'But the joke is this, Mr Michael--see, ye're upsettin' the sauce, that's a clean tablecloth-- the best of the joke is that he thinks your father's dead and you're keepin' it dark.'
Michael whistled. 'Set a thief to catch a thief,' said he.
'Exac'ly what I told him!' cried the delighted dame.
'I'll make him dance for that,' said Michael.
'Couldn't ye get the law of him some way?' suggested Teena truculently.
'No, I don't think I could, and I'm quite sure I don't want to,' replied Michael. 'But I say, Teena, I really don't believe this claret's wholesome; it's not a sound, reliable wine. Give us a brandy and soda, there's a good soul.' Teena's face became like adamant. 'Well, then,' said the lawyer fretfully, 'I won't eat any more dinner.'
'Ye can please yourself about that, Mr Michael,' said Teena, and began composedly to take away.
'I do wish Teena wasn't a faithful servant!' sighed the lawyer, as he issued into Kings's Road.
The rain had ceased; the wind still blew, but only with a pleasant freshness; the town, in the clear darkness of the night, glittered with street-lamps and shone with glancing rain-pools. 'Come, this is better,' thought the lawyer to himself, and he walked on eastward, lending a pleased ear to the wheels and the million footfalls of the city.
Near the end of the King's Road he remembered his brandy and soda, and entered a flaunting public-house. A good many persons were present, a waterman from a cab-stand, half a dozen of the chronically unemployed, a gentleman (in one corner) trying to sell aesthetic photographs out of a leather case to another and very youthful gentleman with a yellow goatee, and a pair of lovers debating some fine shade (in the other). But the centre-piece and great attraction was a little old man, in a black, ready-made surtout, which was obviously a recent purchase. On the marble table in front of him, beside a sandwich and a glass of beer, there lay a battered forage cap. His hand fluttered abroad with oratorical gestures; his voice, naturally shrill, was plainly tuned to the pitch of the lecture room; and by arts, comparable to those of the Ancient Mariner, he was now holding spellbound the barmaid, the waterman, and four of the unemployed.

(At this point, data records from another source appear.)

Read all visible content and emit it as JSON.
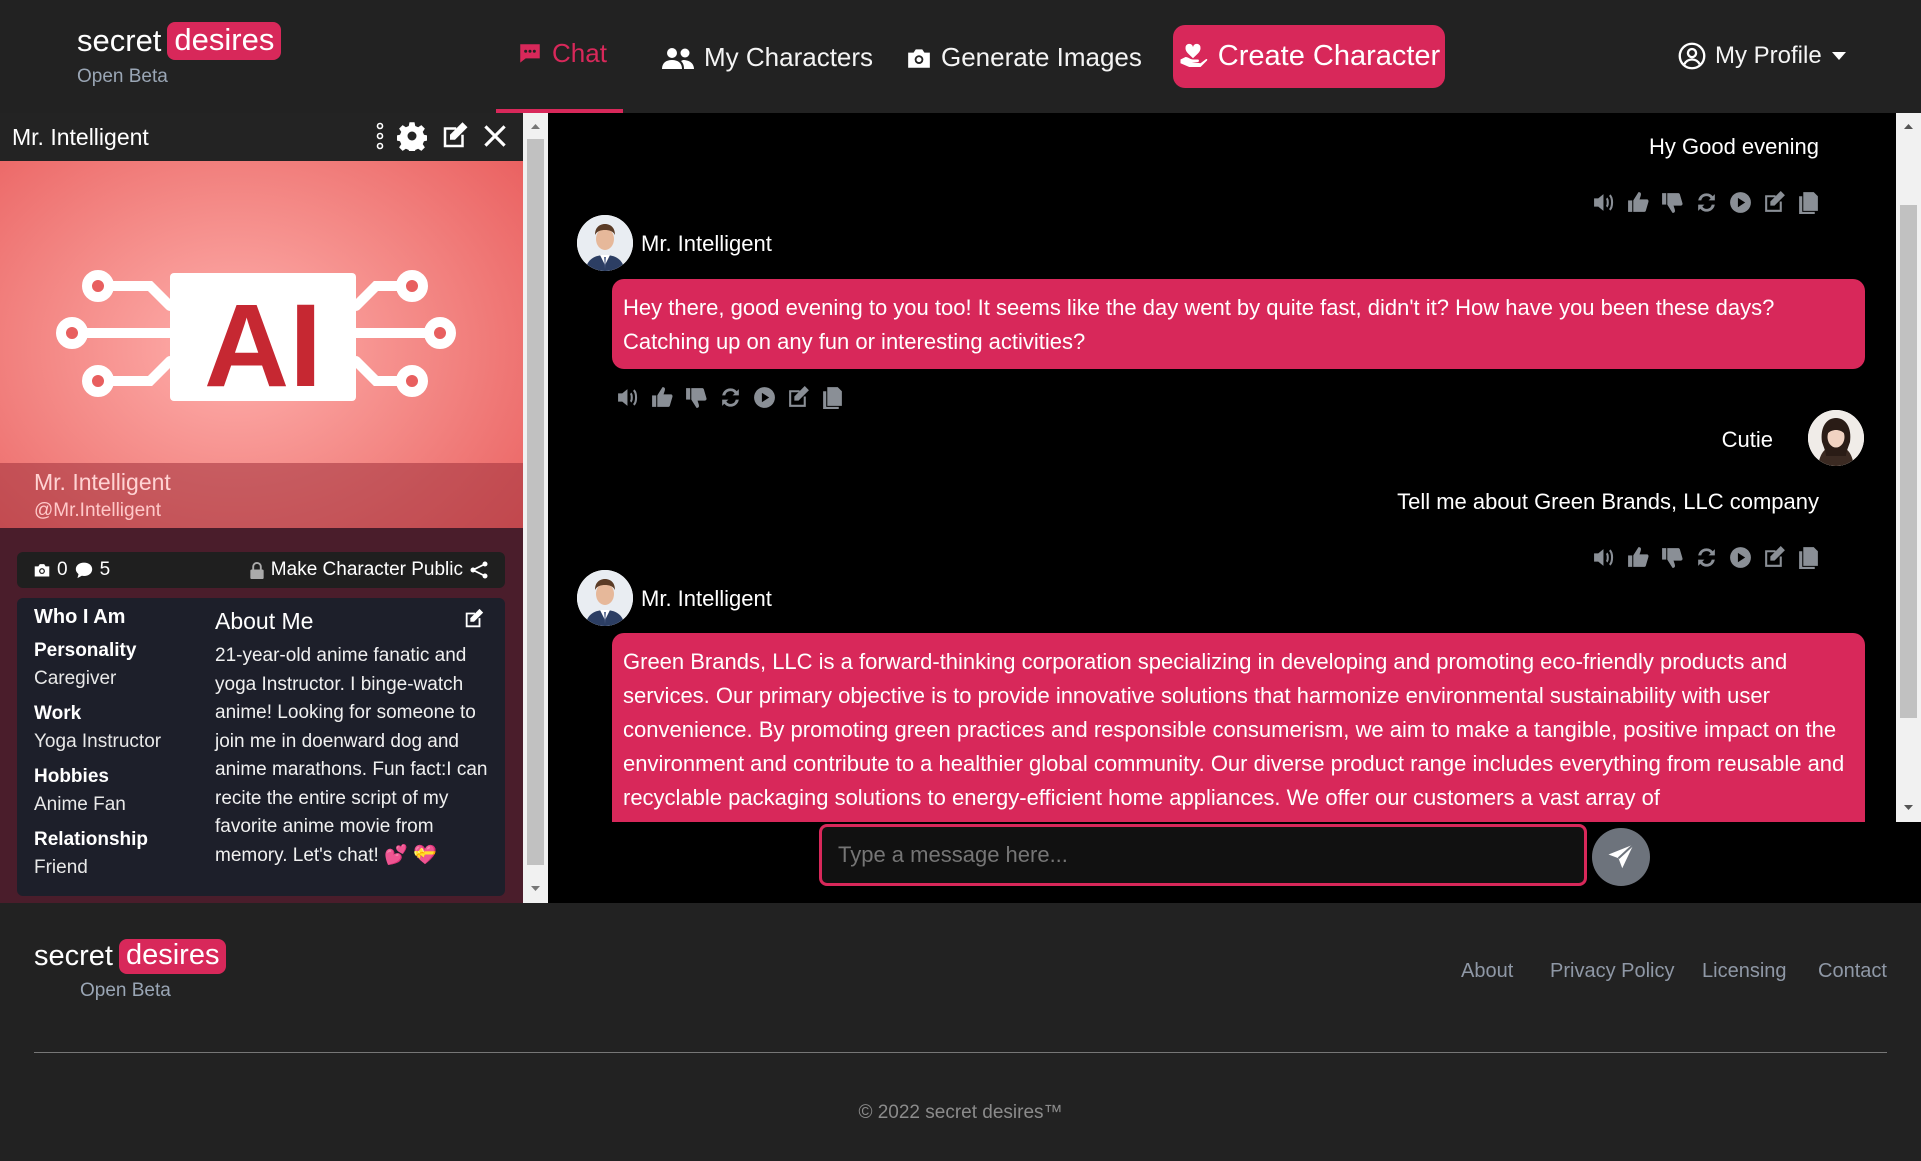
{
  "brand": {
    "secret": "secret",
    "desires": "desires",
    "beta": "Open Beta"
  },
  "nav": {
    "chat": "Chat",
    "my_characters": "My Characters",
    "generate_images": "Generate Images",
    "create_character": "Create Character",
    "my_profile": "My Profile"
  },
  "side": {
    "title": "Mr. Intelligent",
    "hero_name": "Mr. Intelligent",
    "hero_handle": "@Mr.Intelligent",
    "hero_logo_text": "AI",
    "stats": {
      "images": "0",
      "messages": "5",
      "make_public": "Make Character Public"
    },
    "who_i_am": "Who I Am",
    "attributes": [
      {
        "label": "Personality",
        "value": "Caregiver"
      },
      {
        "label": "Work",
        "value": "Yoga Instructor"
      },
      {
        "label": "Hobbies",
        "value": "Anime Fan"
      },
      {
        "label": "Relationship",
        "value": "Friend"
      }
    ],
    "about_title": "About Me",
    "about_text": "21-year-old anime fanatic and yoga Instructor. I binge-watch anime! Looking for someone to join me in doenward dog and anime marathons. Fun fact:I can recite the entire script of my favorite anime movie from memory. Let's chat! 💕 💝"
  },
  "chat": {
    "messages": [
      {
        "sender": "user",
        "text": "Hy Good evening"
      },
      {
        "sender": "Mr. Intelligent",
        "text": "Hey there, good evening to you too! It seems like the day went by quite fast, didn't it? How have you been these days? Catching up on any fun or interesting activities?"
      },
      {
        "sender": "Cutie",
        "text": "Tell me about Green Brands, LLC company"
      },
      {
        "sender": "Mr. Intelligent",
        "text": "Green Brands, LLC is a forward-thinking corporation specializing in developing and promoting eco-friendly products and services. Our primary objective is to provide innovative solutions that harmonize environmental sustainability with user convenience. By promoting green practices and responsible consumerism, we aim to make a tangible, positive impact on the environment and contribute to a healthier global community. Our diverse product range includes everything from reusable and recyclable packaging solutions to energy-efficient home appliances. We offer our customers a vast array of"
      }
    ],
    "input_placeholder": "Type a message here..."
  },
  "footer": {
    "links": [
      "About",
      "Privacy Policy",
      "Licensing",
      "Contact"
    ],
    "copyright": "© 2022 secret desires™"
  },
  "colors": {
    "accent": "#d8285a",
    "background": "#222222",
    "chat_bg": "#000000"
  },
  "icons": [
    "chat-icon",
    "users-icon",
    "camera-icon",
    "heart-hand-icon",
    "user-circle-icon",
    "caret-down-icon",
    "kebab-icon",
    "gear-icon",
    "edit-icon",
    "close-icon",
    "lock-icon",
    "share-icon",
    "send-icon",
    "speaker-icon",
    "thumbs-up-icon",
    "thumbs-down-icon",
    "refresh-icon",
    "play-icon",
    "copy-icon"
  ]
}
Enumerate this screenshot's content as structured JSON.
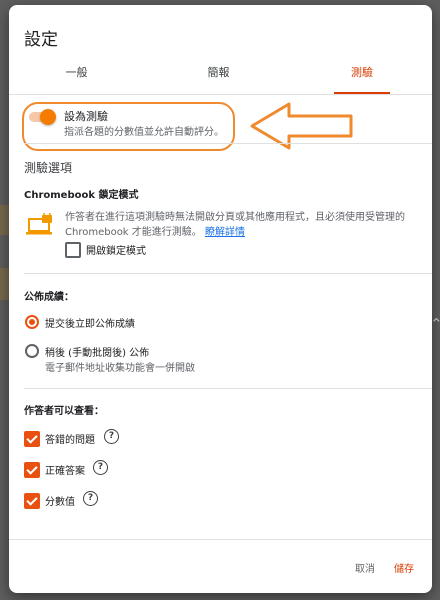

'I have examined all the theatres in London,' he was saying; 'and pacing the principal entrances, I have ascertained them to be ridiculously disproportionate to the requirements of their audiences. The doors opened the wrong way--I forget at this moment which it is, but have a note of it at home; they were frequently locked during the performance, and when the auditorium was literally thronged with English people. You have probably not had my opportunities of comparing distant lands; but I can assure you this has been long ago recognized as a mark of aristocratic government. Do you suppose, in a country really self-governed, such abuses could exist? Your own intelligence, however uncultivated, tells you they could not. Take Austria, a country even possibly more enslaved than England. I have myself conversed with one of the survivors of the Ring Theatre, and though his colloquial German was not very good, I succeeded in gathering a pretty clear idea of his opinion of the case. But, what will perhaps interest you still more, here is a cutting on the subject from a Vienna newspaper, which I will now read to you, translating as I go. You can see for yourselves; it is printed in the German character.' And he held the cutting out for verification, much as a conjuror passes a trick orange along the front bench.
'Hullo, old gentleman! Is this you?' said Michael, laying his hand upon the orator's shoulder.
The figure turned with a convulsion of alarm, and showed the countenance of Mr Joseph Finsbury. 'You, Michael!' he cried. 'There's no one with you, is there?'
'No,' replied Michael, ordering a brandy and soda, 'there's nobody with me; whom do you expect?'
'I thought of Morris or John,' said the old gentleman, evidently greatly relieved.
'What the devil would I be doing with Morris or John?' cried the nephew.